Um dos pontos mais sensíveis no procedimento de dissolução parcial gira em torno da apuração de haveres do sócio. Trata-se a apuração de haveres de um procedimento societário próprio de determinação do valor do patrimônio da sociedade com o objetivo de definir o pagamento devido ao sócio(s) que se desliga(m).

A adoção de critério gravoso de avaliação das quotas, seja este contratual ou legal, pode pôr em risco a saúde financeira da sociedade e afetar a própria atividade empresarial.

Os critérios de avaliação previstos em lei não são claros e objetivos. Além disso, discrepam entre si. A norma de direito material (Código Civil) determina a liquidação da quota com base na situação patrimonial da sociedade, enquanto o Código de Processo Civil adota critério de avaliação vinculado ao valor de mercado dos bens e direitos (“preço de saída”).

O cenário de dúvida e incerteza impõe o acautelamento dos interessados (sócios).  Nesse sentido, a própria lei (art. 606 do CPC) oferece o melhor caminho, facultando aos sócios definir contratualmente o critério de avaliação do patrimônio social, em detrimento do critério por ela preconizado.

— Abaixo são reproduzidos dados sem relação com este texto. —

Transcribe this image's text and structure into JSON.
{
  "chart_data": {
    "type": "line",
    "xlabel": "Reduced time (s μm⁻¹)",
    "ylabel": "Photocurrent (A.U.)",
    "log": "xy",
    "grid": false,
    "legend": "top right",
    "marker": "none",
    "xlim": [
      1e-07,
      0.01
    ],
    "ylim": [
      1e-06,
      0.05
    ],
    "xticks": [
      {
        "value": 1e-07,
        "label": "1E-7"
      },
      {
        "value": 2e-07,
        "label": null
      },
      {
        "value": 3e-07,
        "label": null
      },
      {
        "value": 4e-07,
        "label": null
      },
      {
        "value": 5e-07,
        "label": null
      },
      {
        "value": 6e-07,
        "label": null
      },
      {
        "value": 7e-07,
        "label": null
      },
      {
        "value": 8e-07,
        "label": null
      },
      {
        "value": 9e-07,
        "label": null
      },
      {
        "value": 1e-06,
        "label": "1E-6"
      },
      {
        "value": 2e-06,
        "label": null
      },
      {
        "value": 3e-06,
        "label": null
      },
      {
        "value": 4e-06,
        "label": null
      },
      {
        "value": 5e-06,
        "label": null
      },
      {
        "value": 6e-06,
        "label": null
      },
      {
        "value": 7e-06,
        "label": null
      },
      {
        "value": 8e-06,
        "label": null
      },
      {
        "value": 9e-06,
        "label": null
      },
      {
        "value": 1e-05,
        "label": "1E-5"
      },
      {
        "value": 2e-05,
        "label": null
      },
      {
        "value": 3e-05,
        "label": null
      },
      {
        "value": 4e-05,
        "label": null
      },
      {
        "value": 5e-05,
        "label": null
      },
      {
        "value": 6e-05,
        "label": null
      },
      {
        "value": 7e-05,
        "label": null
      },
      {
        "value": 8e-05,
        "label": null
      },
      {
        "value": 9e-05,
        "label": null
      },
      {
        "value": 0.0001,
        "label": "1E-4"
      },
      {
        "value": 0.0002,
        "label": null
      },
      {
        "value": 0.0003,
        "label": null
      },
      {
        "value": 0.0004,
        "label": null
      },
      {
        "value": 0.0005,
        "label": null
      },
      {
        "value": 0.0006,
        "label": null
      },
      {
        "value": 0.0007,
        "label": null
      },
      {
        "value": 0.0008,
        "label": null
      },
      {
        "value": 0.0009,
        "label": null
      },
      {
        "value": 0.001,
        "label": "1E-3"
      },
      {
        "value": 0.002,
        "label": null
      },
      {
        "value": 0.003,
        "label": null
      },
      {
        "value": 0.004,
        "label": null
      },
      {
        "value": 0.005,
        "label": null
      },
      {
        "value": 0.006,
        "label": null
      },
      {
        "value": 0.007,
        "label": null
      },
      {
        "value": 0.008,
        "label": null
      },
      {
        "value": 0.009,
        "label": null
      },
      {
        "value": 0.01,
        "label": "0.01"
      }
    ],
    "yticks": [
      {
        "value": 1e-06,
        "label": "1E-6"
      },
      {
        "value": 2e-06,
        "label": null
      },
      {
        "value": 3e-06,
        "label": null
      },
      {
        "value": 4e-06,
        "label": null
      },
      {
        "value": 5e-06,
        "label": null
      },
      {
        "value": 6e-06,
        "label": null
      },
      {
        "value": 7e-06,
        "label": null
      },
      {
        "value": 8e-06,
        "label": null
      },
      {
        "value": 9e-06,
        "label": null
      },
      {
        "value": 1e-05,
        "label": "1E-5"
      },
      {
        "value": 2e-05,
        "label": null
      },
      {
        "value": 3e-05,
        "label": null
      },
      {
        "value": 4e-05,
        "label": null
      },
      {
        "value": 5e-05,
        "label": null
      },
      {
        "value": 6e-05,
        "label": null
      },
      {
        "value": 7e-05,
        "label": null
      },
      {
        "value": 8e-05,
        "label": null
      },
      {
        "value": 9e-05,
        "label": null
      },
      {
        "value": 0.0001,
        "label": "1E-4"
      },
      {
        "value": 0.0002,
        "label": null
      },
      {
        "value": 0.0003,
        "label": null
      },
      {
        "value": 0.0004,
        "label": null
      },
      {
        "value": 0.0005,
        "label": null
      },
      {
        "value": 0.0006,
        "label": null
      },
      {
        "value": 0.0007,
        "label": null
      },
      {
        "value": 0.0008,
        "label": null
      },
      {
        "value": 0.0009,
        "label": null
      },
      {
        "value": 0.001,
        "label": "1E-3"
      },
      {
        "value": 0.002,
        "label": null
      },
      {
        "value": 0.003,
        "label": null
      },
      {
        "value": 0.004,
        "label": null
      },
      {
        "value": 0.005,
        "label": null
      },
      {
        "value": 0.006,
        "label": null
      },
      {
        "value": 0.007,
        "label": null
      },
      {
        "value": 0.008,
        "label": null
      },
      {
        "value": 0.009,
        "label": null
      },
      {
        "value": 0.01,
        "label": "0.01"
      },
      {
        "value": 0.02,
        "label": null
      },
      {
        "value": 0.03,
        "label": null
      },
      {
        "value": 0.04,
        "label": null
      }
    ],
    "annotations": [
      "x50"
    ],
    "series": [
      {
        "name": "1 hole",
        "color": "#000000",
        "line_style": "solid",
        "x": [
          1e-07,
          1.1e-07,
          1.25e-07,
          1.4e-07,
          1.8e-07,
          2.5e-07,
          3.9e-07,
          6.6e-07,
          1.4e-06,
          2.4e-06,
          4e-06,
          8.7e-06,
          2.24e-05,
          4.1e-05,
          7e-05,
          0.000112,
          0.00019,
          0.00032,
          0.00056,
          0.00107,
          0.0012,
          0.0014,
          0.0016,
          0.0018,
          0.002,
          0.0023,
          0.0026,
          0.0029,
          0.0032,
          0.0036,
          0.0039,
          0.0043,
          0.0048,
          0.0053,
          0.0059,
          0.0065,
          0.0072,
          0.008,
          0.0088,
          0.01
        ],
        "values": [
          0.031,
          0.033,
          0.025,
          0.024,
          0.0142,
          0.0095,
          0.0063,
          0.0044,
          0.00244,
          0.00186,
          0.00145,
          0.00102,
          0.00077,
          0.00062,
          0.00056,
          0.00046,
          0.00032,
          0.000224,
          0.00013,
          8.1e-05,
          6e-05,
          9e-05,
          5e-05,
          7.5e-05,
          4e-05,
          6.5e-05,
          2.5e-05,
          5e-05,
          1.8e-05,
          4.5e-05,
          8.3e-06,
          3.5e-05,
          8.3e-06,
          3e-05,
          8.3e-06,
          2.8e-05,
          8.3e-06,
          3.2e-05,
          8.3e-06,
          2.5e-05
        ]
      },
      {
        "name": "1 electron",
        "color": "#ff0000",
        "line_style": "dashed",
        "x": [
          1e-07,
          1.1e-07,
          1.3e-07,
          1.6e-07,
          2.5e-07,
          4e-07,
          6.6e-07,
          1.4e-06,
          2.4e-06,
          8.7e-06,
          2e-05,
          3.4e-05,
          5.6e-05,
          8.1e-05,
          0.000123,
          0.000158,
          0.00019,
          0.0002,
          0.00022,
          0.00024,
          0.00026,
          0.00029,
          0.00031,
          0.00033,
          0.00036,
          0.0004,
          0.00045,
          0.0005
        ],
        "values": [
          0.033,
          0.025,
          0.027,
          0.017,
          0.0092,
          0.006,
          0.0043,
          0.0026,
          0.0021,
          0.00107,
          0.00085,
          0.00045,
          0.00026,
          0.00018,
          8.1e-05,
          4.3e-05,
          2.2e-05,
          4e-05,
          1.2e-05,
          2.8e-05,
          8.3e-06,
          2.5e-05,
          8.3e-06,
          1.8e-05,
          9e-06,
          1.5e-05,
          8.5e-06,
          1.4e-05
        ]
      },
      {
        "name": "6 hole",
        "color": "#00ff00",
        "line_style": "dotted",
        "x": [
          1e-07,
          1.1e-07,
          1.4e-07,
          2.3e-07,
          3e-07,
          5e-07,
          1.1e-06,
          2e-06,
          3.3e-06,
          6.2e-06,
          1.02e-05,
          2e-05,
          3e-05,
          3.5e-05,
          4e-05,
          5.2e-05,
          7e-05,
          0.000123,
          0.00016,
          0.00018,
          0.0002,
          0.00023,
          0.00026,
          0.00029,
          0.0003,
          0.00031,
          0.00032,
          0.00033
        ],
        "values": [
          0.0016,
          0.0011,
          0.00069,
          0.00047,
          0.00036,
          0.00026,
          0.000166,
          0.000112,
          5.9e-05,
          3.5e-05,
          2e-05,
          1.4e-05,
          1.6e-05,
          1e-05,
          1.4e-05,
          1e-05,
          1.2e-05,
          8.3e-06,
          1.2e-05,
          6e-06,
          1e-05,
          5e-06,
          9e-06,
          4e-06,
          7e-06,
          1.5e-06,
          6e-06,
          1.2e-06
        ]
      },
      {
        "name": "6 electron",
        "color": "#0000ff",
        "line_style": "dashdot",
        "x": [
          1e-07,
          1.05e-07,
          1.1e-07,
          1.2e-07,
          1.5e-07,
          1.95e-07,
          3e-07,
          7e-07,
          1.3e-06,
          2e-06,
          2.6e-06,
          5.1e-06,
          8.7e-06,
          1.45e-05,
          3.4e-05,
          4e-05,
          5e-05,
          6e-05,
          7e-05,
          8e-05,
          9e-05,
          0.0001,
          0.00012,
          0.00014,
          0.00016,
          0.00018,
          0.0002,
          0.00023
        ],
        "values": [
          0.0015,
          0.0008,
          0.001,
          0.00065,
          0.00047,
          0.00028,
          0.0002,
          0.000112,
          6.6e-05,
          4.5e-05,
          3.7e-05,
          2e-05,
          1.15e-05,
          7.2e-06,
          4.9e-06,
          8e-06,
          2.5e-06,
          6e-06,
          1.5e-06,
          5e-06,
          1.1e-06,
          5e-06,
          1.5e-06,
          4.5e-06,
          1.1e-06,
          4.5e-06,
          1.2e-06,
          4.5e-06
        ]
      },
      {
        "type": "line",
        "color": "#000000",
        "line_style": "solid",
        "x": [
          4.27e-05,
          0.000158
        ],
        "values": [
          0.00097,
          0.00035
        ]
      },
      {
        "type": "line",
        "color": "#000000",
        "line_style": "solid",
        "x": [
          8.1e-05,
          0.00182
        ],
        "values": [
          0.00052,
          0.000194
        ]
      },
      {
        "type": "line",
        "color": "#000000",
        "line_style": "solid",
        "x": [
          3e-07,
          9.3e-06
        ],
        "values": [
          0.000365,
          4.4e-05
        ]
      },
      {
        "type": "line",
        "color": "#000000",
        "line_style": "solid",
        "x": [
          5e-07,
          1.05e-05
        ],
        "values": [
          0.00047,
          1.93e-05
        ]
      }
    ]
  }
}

Como se vê, pelo menos em relação à apuração de haveres, o critério de avaliação e liquidação das quotas pode ser definido pelos sócios via contrato social, incluindo prazo de pagamento e parcelamento compatíveis com a capacidade financeira da sociedade.

Aconselha-se, no entanto, na construção do contrato social, sejam observadas regras justas, equitativas e equilibradas, compatíveis, enfim, com a capacidade da empresa e a prática comercial, evitando-se, destarte, possíveis transtornos e surpresas.

É o que poderá ocorrer, se o sócio excluído ou que exerceu o direito de retirada, nos autos da ação dissolutória,  sentindo-se prejudicado, manejar a regra permissiva do Código de Processo Civil (art. 607), que faculta a revisão pelo juiz do critério de apuração de haveres adotado pelos sócios.